# Is this Micorosorum white?



## CP77 (Aug 5, 2011)

Dear All

I found this from South Kalimantan.



















Best regards
Sahal


----------



## Seattle_Aquarist (Mar 7, 2008)

Hi CP77,

Likely a nutrient deficiency; I forget which nutrient causes that but it also happens with Pogostemon helferi and I believe it was determined to be an iron deficiency.


----------



## Yo-han (Oct 15, 2010)

Looks like carbonate attaching to your leafs, its a CO2 shortage!


----------



## CP77 (Aug 5, 2011)

Now I try to adaptation with my tank, emersed and submerse. I hope this plant is new species of microsorum, because I didn't fount little plant out from old leaves.


----------



## miremonster (Mar 26, 2006)

Yo-han said:


> Looks like carbonate attaching to your leafs, its a CO2 shortage!


I disagree. Looks like really variegated leaves, and the pic apparently shows the plant in its natural habitat, above water, growing on rock.


----------



## K Randall (Nov 23, 2004)

We found similar Microsorum in he Chatuchuk market in Bangkok... Clearly NOT a deficiency, but a variegated plant. Unfortunately, they did not adapt to submersed culture. There are MANY Microsorum sp. and only a very few are aquatic/semi-aquatic. If someone were to find a variegated one that could be successfully cultivated in the aquarium, it would be great!


----------



## K Randall (Nov 23, 2004)

Oh, yay! The forum is letting me post photos again! <g>

Here's the one we found in Chatuchuk:


----------



## miremonster (Mar 26, 2006)

K Randall said:


> There are MANY Microsorum sp. and only a very few are aquatic/semi-aquatic.


Important note. Moreover, there are many ferns from other genera looking like a Microsorum at first glance.

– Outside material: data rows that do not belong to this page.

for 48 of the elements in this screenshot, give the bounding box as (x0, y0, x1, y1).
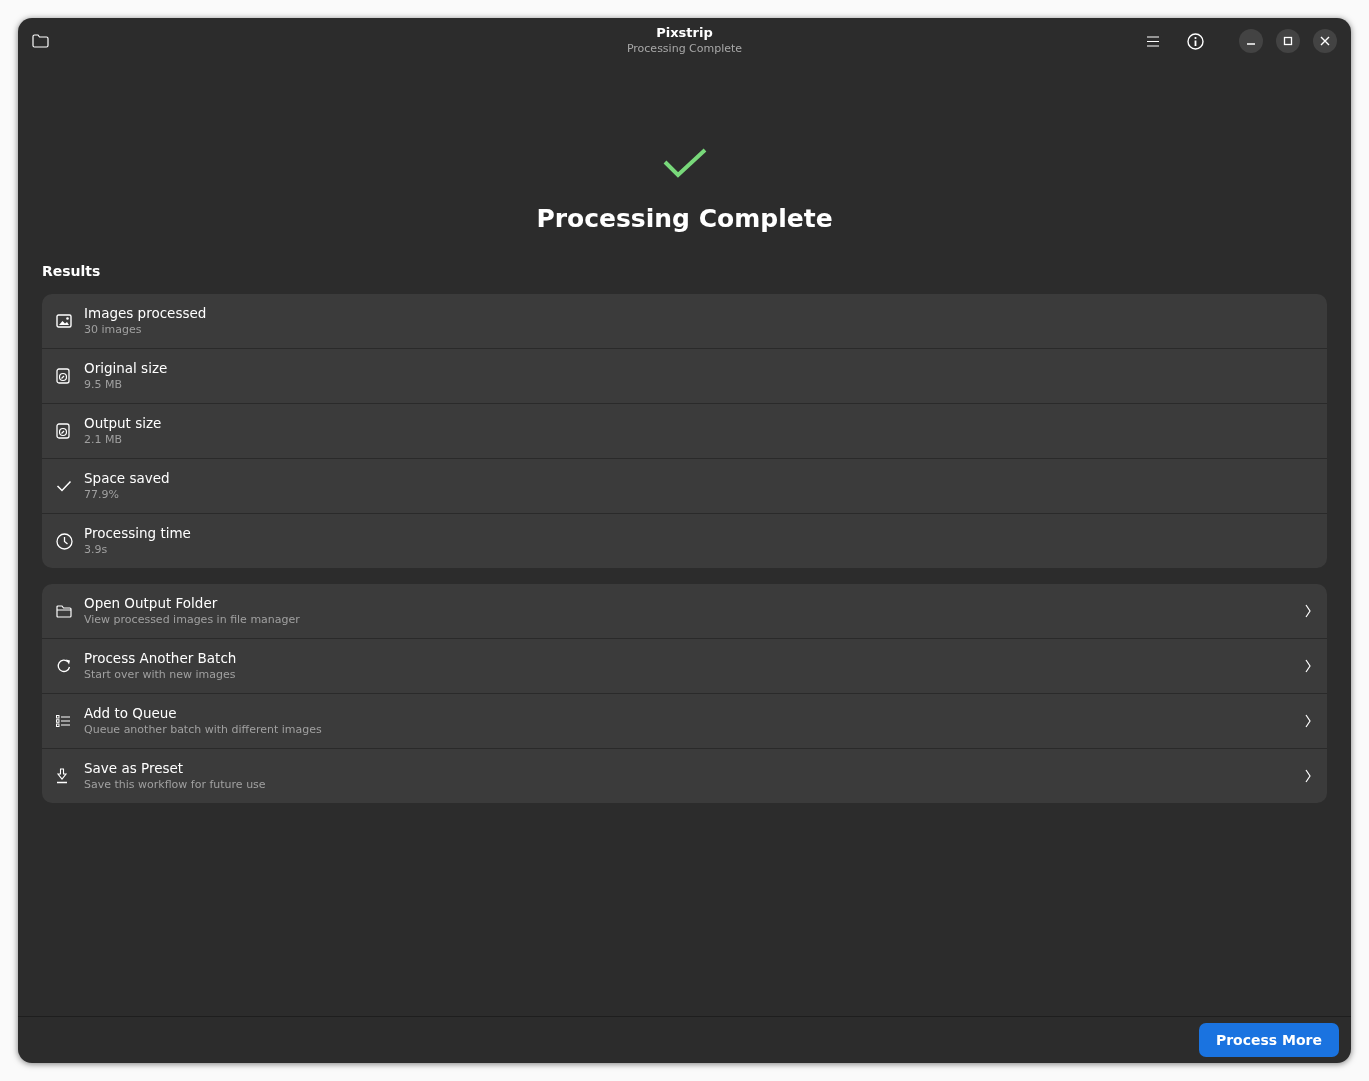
download-icon (56, 768, 68, 784)
info-icon[interactable] (1187, 32, 1204, 50)
row-title: Original size (84, 359, 168, 377)
image-icon (56, 314, 72, 328)
action-row[interactable]: Open Output Folder View processed images in file manager (42, 584, 1327, 638)
action-row[interactable]: Save as Preset Save this workflow for future use (42, 748, 1327, 803)
row-title: Space saved (84, 469, 170, 487)
row-description: Queue another batch with different images (84, 722, 322, 738)
chevron-icon (1305, 769, 1311, 783)
minimize-icon (1247, 43, 1255, 45)
window-title: Pixstrip (656, 25, 713, 41)
folder-icon[interactable] (32, 34, 49, 48)
process-more-button[interactable]: Process More (1198, 1023, 1339, 1057)
section-title: Results (42, 262, 102, 280)
row-value: 3.9s (84, 542, 108, 558)
list-icon (56, 715, 70, 727)
row-title: Process Another Batch (84, 649, 237, 667)
row-description: Save this workflow for future use (84, 777, 266, 793)
window-subtitle: Processing Complete (626, 41, 743, 56)
heading: Processing Complete (536, 204, 833, 234)
check-icon (56, 480, 72, 492)
row-title: Add to Queue (84, 704, 177, 722)
row-title: Open Output Folder (84, 594, 218, 612)
row-title: Images processed (84, 304, 207, 322)
refresh-icon (56, 658, 72, 674)
row-value: 9.5 MB (84, 377, 123, 393)
row-description: Start over with new images (84, 667, 236, 683)
row-value: 30 images (84, 322, 142, 338)
folder-icon (56, 604, 72, 618)
chevron-icon (1305, 604, 1311, 618)
action-row[interactable]: Add to Queue Queue another batch with different images (42, 693, 1327, 748)
maximize-button[interactable] (1276, 29, 1300, 53)
clock-icon (56, 532, 73, 550)
row-value: 77.9% (84, 487, 119, 503)
minimize-button[interactable] (1239, 29, 1263, 53)
action-row[interactable]: Process Another Batch Start over with new images (42, 638, 1327, 693)
close-button[interactable] (1313, 29, 1337, 53)
menu-icon[interactable] (1147, 35, 1159, 47)
row-description: View processed images in file manager (84, 612, 300, 628)
row-title: Processing time (84, 524, 191, 542)
maximize-icon (1283, 36, 1293, 46)
row-value: 2.1 MB (84, 432, 123, 448)
row-title: Output size (84, 414, 162, 432)
row-title: Save as Preset (84, 759, 184, 777)
checkmark-icon (662, 148, 707, 178)
close-icon (1320, 36, 1330, 46)
chevron-icon (1305, 714, 1311, 728)
chevron-icon (1305, 659, 1311, 673)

E.g. narrow-leaved Bolbitis forms. Or Leptochilus (formerly Colysis) species: closely related, and partly very similar to Microsorum pteropus. And variegation can occur in several ferns.

@Sahal: In what kind of habitat did it grow? Was it near water, and in a place that's often flooded?
Is there any source where the name Microsorum "White" is used?

Here they show a "Colysis sp. 'Malinau'" showing similar variegation: http://nature-web.ocnk.net/product/1458
A Colysis macrophylla (= Leptochilus macrophyllus) - from Thailand? - with similarly variegated leaves: http://www.thaifern.com/Polypodiaceae/colysis/macrophylla.htm


----------



## Seattle_Aquarist (Mar 7, 2008)

Hi Karen,

A variegated Microsorum that grows submerged would certainly be a great addition to genus.


----------



## CP77 (Aug 5, 2011)

miremonster said:


> Important note. Moreover, there are many ferns from other genera looking like a Microsorum at first glance. E.g. narrow-leaved Bolbitis forms. Or Leptochilus (formerly Colysis) species: closely related, and partly very similar to Microsorum pteropus. And variegation can occur in several ferns.
> 
> @Sahal: In what kind of habitat did it grow? Was it near water, and in a place that's often flooded?
> Is there any source where the name Microsorum "White" is used?
> ...


Yes, they grow near the water and often flooded. I found this from Gunung Besar, South Kalimanan.


----------



## Tex Gal (Nov 1, 2007)

Please keep us informed as to how well this does. It's beautiful!


----------



## miremonster (Mar 26, 2006)

Hello CP77,
I'm curious how the white variegated fern did in the meantime. Does it grow well in tanks?


----------